Salah satu lokasi yang dikunjungi adalah Kabupaten Bireuen, yang sebelumnya kehilangan 5 tower transmisi 150 kV Bireuen–Arun. Tower tersebut merupakan penghubung listrik penting dari pembangkit Arun dan Nagan Raya menuju sejumlah wilayah di Aceh.
“Memang banyak daerah yang kena banjir dan masih banyak yang terisolir. Selain itu banyak infrastruktur listrik kita, termasuk tower-tower transmisi roboh. Ini sangat memprihatinkan dan kita fokus memperbaiki secepatnya,” ujar Bahlil.
Akses Lokasi Rusak, Material Harus Diangkut Helikopter
Bahlil menjelaskan bahwa tantangan terbesar dalam pemulihan listrik adalah pendistribusian material perbaikan dan mobilisasi personel. Banyak titik tower SUTT terdampak yang akses jalannya terputus sehingga hanya bisa dijangkau menggunakan helikopter.
“Hari ini kami meninjau beberapa tower induk strategis yang harus segera dipasang. Tapi mobilisasi materialnya sangat susah, semuanya pakai heli,” katanya.
Ia juga menyebut akan berkoordinasi dengan PLN dan Pertamina untuk memastikan ketersediaan BBM, khususnya avtur, demi mempercepat proses pemulihan.

Apresiasi untuk PLN
Bahlil mengapresiasi PLN yang bekerja tanpa henti dalam memperbaiki jaringan listrik di tengah kondisi medan yang berat.
“Mereka bekerja luar biasa. Sekarang waktunya kita kerja untuk Ibu Pertiwi. Medannya tidak mudah, dari heli saya lihat sendiri betapa beratnya.
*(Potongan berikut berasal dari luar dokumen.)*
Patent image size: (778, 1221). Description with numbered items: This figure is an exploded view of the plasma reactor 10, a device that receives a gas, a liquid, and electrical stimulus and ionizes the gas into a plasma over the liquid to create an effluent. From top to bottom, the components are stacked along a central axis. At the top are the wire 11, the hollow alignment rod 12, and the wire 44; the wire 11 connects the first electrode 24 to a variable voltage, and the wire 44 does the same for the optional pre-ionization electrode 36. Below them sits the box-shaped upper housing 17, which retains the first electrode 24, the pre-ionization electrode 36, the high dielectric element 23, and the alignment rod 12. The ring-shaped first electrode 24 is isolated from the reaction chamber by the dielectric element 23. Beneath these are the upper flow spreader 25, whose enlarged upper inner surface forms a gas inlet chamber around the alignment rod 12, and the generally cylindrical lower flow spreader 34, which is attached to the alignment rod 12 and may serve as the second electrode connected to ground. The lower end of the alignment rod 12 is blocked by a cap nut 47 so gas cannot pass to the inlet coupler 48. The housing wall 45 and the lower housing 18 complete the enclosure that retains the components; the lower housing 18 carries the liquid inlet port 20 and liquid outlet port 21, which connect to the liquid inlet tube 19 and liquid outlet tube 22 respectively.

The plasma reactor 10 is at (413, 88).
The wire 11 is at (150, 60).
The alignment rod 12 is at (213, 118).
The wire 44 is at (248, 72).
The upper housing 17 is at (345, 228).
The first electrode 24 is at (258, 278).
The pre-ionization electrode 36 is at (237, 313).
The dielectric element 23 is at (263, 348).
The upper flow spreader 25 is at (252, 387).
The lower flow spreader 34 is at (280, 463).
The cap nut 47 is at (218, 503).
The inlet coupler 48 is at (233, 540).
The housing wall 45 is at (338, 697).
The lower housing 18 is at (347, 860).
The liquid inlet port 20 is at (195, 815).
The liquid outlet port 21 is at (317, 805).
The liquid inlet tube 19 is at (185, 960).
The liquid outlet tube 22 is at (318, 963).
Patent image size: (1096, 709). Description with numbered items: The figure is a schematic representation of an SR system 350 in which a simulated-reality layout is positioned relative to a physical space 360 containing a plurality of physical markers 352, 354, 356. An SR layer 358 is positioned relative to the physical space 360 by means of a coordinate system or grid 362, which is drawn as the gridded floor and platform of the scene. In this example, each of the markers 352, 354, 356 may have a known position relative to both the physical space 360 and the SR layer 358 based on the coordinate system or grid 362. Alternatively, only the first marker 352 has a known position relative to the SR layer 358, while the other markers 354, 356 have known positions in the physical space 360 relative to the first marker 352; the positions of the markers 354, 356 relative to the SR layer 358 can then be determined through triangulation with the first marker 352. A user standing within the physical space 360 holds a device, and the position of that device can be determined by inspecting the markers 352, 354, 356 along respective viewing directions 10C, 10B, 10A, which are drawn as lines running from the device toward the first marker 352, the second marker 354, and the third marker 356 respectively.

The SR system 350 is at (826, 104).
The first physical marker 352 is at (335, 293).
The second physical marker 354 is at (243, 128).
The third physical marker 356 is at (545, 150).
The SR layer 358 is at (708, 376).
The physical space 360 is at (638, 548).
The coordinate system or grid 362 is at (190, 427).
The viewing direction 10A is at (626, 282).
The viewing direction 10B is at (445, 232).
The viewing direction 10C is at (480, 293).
Tetapi ini panggilan untuk mengabdi kepada negara,” ujarnya.
PLN Kerahkan Semua Sumber Daya
Direktur Utama PLN, Darmawan Prasodjo, menegaskan bahwa PLN siap mengeksekusi perintah pemerintah untuk mempercepat pemulihan listrik.
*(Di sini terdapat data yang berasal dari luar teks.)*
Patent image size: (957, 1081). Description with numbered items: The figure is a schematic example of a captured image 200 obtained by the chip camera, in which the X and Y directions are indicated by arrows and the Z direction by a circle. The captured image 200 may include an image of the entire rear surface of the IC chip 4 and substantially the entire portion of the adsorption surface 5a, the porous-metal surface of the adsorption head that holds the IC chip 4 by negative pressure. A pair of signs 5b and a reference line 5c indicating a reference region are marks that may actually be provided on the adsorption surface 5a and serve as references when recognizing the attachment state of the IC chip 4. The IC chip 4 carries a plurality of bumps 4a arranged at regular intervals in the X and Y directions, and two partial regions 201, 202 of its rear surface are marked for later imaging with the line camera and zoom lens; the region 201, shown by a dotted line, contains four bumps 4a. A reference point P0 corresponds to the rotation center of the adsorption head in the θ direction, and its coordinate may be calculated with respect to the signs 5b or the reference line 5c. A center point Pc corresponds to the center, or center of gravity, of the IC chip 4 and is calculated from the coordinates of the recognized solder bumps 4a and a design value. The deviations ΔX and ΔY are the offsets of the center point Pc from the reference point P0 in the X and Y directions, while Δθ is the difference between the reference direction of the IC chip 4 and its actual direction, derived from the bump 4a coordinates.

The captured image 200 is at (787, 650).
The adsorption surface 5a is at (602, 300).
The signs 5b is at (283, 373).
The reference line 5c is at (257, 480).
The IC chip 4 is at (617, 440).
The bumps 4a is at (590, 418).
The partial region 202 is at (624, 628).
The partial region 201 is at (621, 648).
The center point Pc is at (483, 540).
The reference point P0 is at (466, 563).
“Kami mengerahkan seluruh sumber daya dan all out mempercepat penormalan sistem kelistrikan sesuai arahan Presiden Prabowo Subianto. Dengan dukungan pemerintah, TNI, Polri, dan masyarakat, kami optimistis listrik Aceh segera pulih,” terangnya.
Serahkan Bantuan untuk Warga Terdampak
Selain meninjau pembangunan tower darurat, Bahlil juga mendatangi Posko Siaga Bencana di Desa Blang Panjo. Ia menyerahkan bantuan kemanusiaan berupa 700 kg beras, 700 kg gula, dan 1.400 liter minyak goreng untuk masyarakat terdampak.
Pemulihan kelistrikan Aceh kini dikebut melalui sinergi lintas sektor, dengan harapan suplai listrik dapat kembali normal dan mendukung aktivitas masyarakat pascabencana.